Die Kommerzialisierbarkeit von Polymer-Elektrolyt-Membran-(PEM)-Brennstoffzellen ist bisher durch hohe Kosten und den damit verbundenen hohen Anforderungen an Leistungsdichte und Lebensdauer stark eingeschränkt. Für zukünftige mobile Anwendungen ist daher die Kenntnis der leistungs- und lebensdauerbestimmenden Zustände von hoher Relevanz. Insbesondere die Gasparameter Temperatur, Feuchte und Druck spielen hier eine wesentliche Rolle. Aktuelle Brennstoffzellensysteme überwachen nur die Eingangs- und Ausgangszustände der beteiligten Gase, jedoch nicht die Verteilung auf der Bipolarplatte. Gerade hier können aber Gradienten entstehen, die leistungsmindernd und degradationsfördernd wirken.

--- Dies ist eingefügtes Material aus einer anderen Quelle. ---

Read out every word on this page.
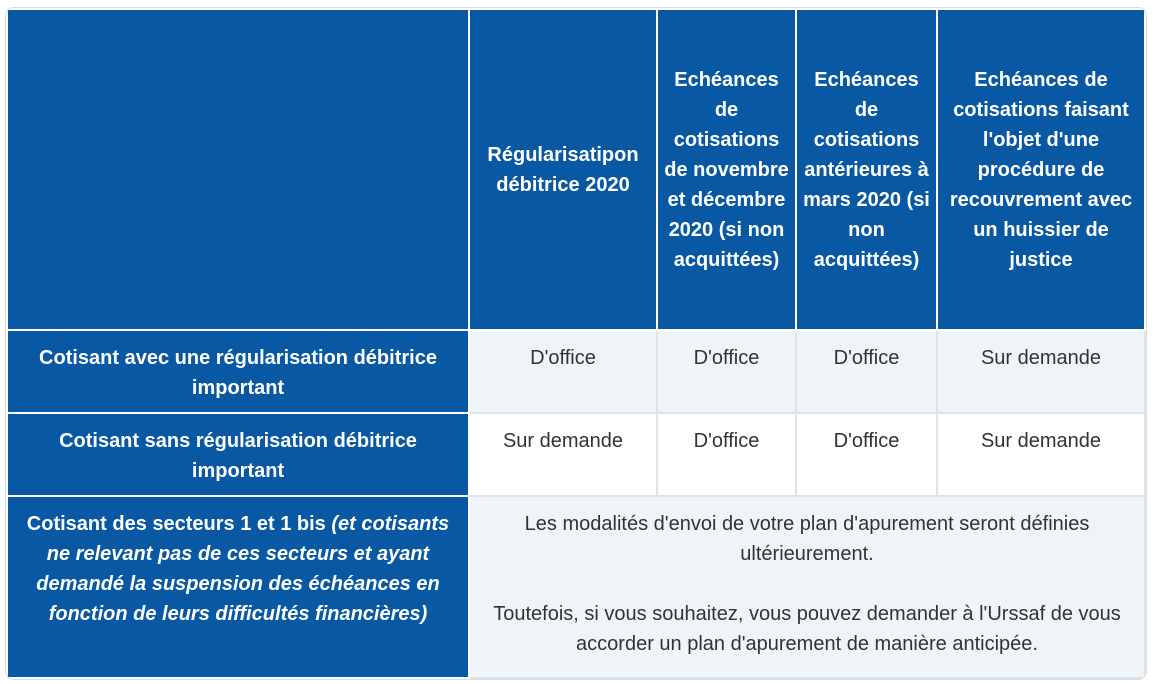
	Régularisatipon débitrice 2020	Echéances de cotisations de novembre et décembre 2020 (si non acquittées)	Echéances de cotisations antérieures à mars 2020 (si non acquittées)	Echéances de cotisations faisant l'objet d'une procédure de recouvrement avec un huissier de justice
Cotisant avec une régularisation débitrice important	D'office	D'office	D'office	Sur demande
Cotisant sans régularisation débitrice important	Sur demande	D'office	D'office	Sur demande
Cotisant des secteurs 1 et 1 bis (et cotisants ne relevant pas de ces secteurs et ayant demandé la suspension des échéances en fonction de leurs difficultés financières)	Les modalités d'envoi de votre plan d'apurement seront définies ultérieurement.

Toutefois, si vous souhaitez, vous pouvez demander à l'Urssaf de vous accorder un plan d'apurement de manière anticipée.			
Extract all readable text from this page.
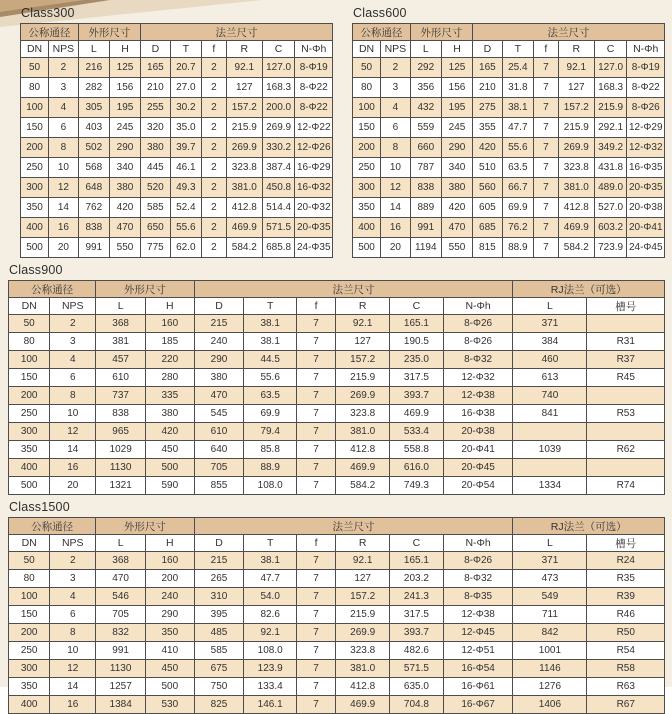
Class300
公称通径		外形尺寸		法兰尺寸					
DN	NPS	L	H	D	T	f	R	C	N-Φh
50	2	216	125	165	20.7	2	92.1	127.0	8-Φ19
80	3	282	156	210	27.0	2	127	168.3	8-Φ22
100	4	305	195	255	30.2	2	157.2	200.0	8-Φ22
150	6	403	245	320	35.0	2	215.9	269.9	12-Φ22
200	8	502	290	380	39.7	2	269.9	330.2	12-Φ26
250	10	568	340	445	46.1	2	323.8	387.4	16-Φ29
300	12	648	380	520	49.3	2	381.0	450.8	16-Φ32
350	14	762	420	585	52.4	2	412.8	514.4	20-Φ32
400	16	838	470	650	55.6	2	469.9	571.5	20-Φ35
500	20	991	550	775	62.0	2	584.2	685.8	24-Φ35
Class600
公称通径		外形尺寸		法兰尺寸					
DN	NPS	L	H	D	T	f	R	C	N-Φh
50	2	292	125	165	25.4	7	92.1	127.0	8-Φ19
80	3	356	156	210	31.8	7	127	168.3	8-Φ22
100	4	432	195	275	38.1	7	157.2	215.9	8-Φ26
150	6	559	245	355	47.7	7	215.9	292.1	12-Φ29
200	8	660	290	420	55.6	7	269.9	349.2	12-Φ32
250	10	787	340	510	63.5	7	323.8	431.8	16-Φ35
300	12	838	380	560	66.7	7	381.0	489.0	20-Φ35
350	14	889	420	605	69.9	7	412.8	527.0	20-Φ38
400	16	991	470	685	76.2	7	469.9	603.2	20-Φ41
500	20	1194	550	815	88.9	7	584.2	723.9	24-Φ45
Class900
公称通径		外形尺寸		法兰尺寸						RJ法兰（可选）	
DN	NPS	L	H	D	T	f	R	C	N-Φh	L	槽号
50	2	368	160	215	38.1	7	92.1	165.1	8-Φ26	371	
80	3	381	185	240	38.1	7	127	190.5	8-Φ26	384	R31
100	4	457	220	290	44.5	7	157.2	235.0	8-Φ32	460	R37
150	6	610	280	380	55.6	7	215.9	317.5	12-Φ32	613	R45
200	8	737	335	470	63.5	7	269.9	393.7	12-Φ38	740	
250	10	838	380	545	69.9	7	323.8	469.9	16-Φ38	841	R53
300	12	965	420	610	79.4	7	381.0	533.4	20-Φ38		
350	14	1029	450	640	85.8	7	412.8	558.8	20-Φ41	1039	R62
400	16	1130	500	705	88.9	7	469.9	616.0	20-Φ45		
500	20	1321	590	855	108.0	7	584.2	749.3	20-Φ54	1334	R74
Class1500
公称通径		外形尺寸		法兰尺寸						RJ法兰（可选）	
DN	NPS	L	H	D	T	f	R	C	N-Φh	L	槽号
50	2	368	160	215	38.1	7	92.1	165.1	8-Φ26	371	R24
80	3	470	200	265	47.7	7	127	203.2	8-Φ32	473	R35
100	4	546	240	310	54.0	7	157.2	241.3	8-Φ35	549	R39
150	6	705	290	395	82.6	7	215.9	317.5	12-Φ38	711	R46
200	8	832	350	485	92.1	7	269.9	393.7	12-Φ45	842	R50
250	10	991	410	585	108.0	7	323.8	482.6	12-Φ51	1001	R54
300	12	1130	450	675	123.9	7	381.0	571.5	16-Φ54	1146	R58
350	14	1257	500	750	133.4	7	412.8	635.0	16-Φ61	1276	R63
400	16	1384	530	825	146.1	7	469.9	704.8	16-Φ67	1406	R67
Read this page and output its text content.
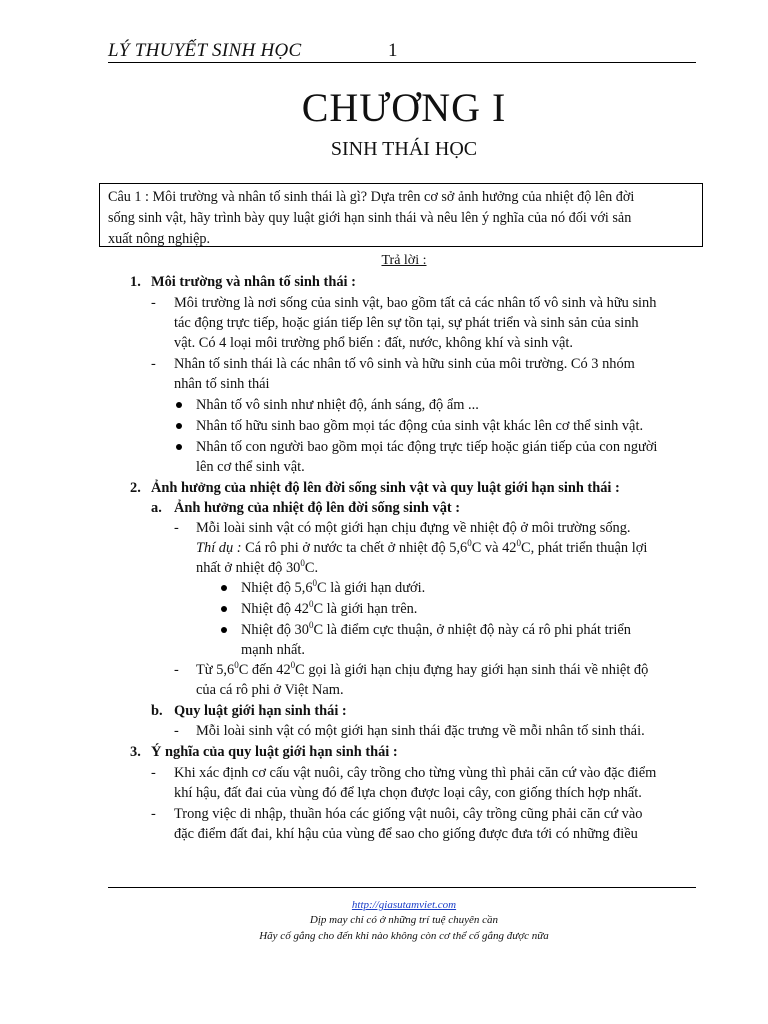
LÝ THUYẾT SINH HỌC	1
CHƯƠNG I
SINH THÁI HỌC
Câu 1 : Môi trường và nhân tố sinh thái là gì? Dựa trên cơ sở ảnh hưởng của nhiệt độ lên đời
sống sinh vật, hãy trình bày quy luật giới hạn sinh thái và nêu lên ý nghĩa của nó đối với sản
xuất nông nghiệp.
Trả lời :
1. Môi trường và nhân tố sinh thái :
- Môi trường là nơi sống của sinh vật, bao gồm tất cả các nhân tố vô sinh và hữu sinh
tác động trực tiếp, hoặc gián tiếp lên sự tồn tại, sự phát triển và sinh sản của sinh
vật. Có 4 loại môi trường phổ biến : đất, nước, không khí và sinh vật.
- Nhân tố sinh thái là các nhân tố vô sinh và hữu sinh của môi trường. Có 3 nhóm
nhân tố sinh thái
Nhân tố vô sinh như nhiệt độ, ánh sáng, độ ẩm ...
Nhân tố hữu sinh bao gồm mọi tác động của sinh vật khác lên cơ thể sinh vật.
Nhân tố con người bao gồm mọi tác động trực tiếp hoặc gián tiếp của con người
lên cơ thể sinh vật.
2. Ảnh hưởng của nhiệt độ lên đời sống sinh vật và quy luật giới hạn sinh thái :
a. Ảnh hưởng của nhiệt độ lên đời sống sinh vật :
- Mỗi loài sinh vật có một giới hạn chịu đựng về nhiệt độ ở môi trường sống.
Thí dụ : Cá rô phi ở nước ta chết ở nhiệt độ $5,6^0C$ và $42^0C$, phát triển thuận lợi
nhất ở nhiệt độ $30^0C$.
Nhiệt độ $5,6^0C$ là giới hạn dưới.
Nhiệt độ $42^0C$ là giới hạn trên.
Nhiệt độ $30^0C$ là điểm cực thuận, ở nhiệt độ này cá rô phi phát triển
mạnh nhất.
- Từ $5,6^0C$ đến $42^0C$ gọi là giới hạn chịu đựng hay giới hạn sinh thái về nhiệt độ
của cá rô phi ở Việt Nam.
b. Quy luật giới hạn sinh thái :
- Mỗi loài sinh vật có một giới hạn sinh thái đặc trưng về mỗi nhân tố sinh thái.
3. Ý nghĩa của quy luật giới hạn sinh thái :
- Khi xác định cơ cấu vật nuôi, cây trồng cho từng vùng thì phải căn cứ vào đặc điểm
khí hậu, đất đai của vùng đó để lựa chọn được loại cây, con giống thích hợp nhất.
- Trong việc di nhập, thuần hóa các giống vật nuôi, cây trồng cũng phải căn cứ vào
đặc điểm đất đai, khí hậu của vùng để sao cho giống được đưa tới có những điều
http://giasutamviet.com
Dịp may chỉ có ở những trí tuệ chuyên cần
Hãy cố gắng cho đến khi nào không còn cơ thể cố gắng được nữa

Innerhalb dieses Projekts sollen deshalb Temperatur- und Feuchtesensoren in die Bipolarplatte integriert werden. Dazu sollen zunächst mit Hilfe von Strömungssimulation und dem Einbau kommerzieller Sensorik die kritischen Stellen auf der Bipolarplatte erfasst werden. Um den Gasfluss an der Messstelle nicht zu stören, sollen Sensoren in Dünnschichttechnik für die Anwendung in Bipolarplatten entwickelt werden. Hierzu sollen PVD-Verfahren, die 3D-fähig sind zum Einsatz kommen, um den gesamten Platz im Kanal zu nutzen. Die Sensoren werden am Ende des Projekts in die IPEK- Bipolarplatte sowie eine industriell gefertigte Bipolarplatte integriert und im Brennstoffzellenbetrieb getestet. Im Projekt soll das angehäufte Knowhow mit Hilfe der Sensordaten in eine abgestimmte Betriebsführung von Brennstoffzellensystemen überführt werden. Dies ermöglicht KMU im IT-Bereich den schnelleren Einstieg in das Feld Regelung von Brennstoffzellen. Des Weiteren werden Designregeln für die Integration von Dünnschichtsensoren festgehalten. Hiervon profitieren KMU, die sich mit Messtechnik für Brennstoffzellen beschäftigen. Die entwickelte 3D-Dünnschichtsensorik lässt sich auch auf andere Anwendungen übertragen. KMU, die im Bereich PVD-Beschichtung entsprechende Angebote haben, können hiervon profitieren.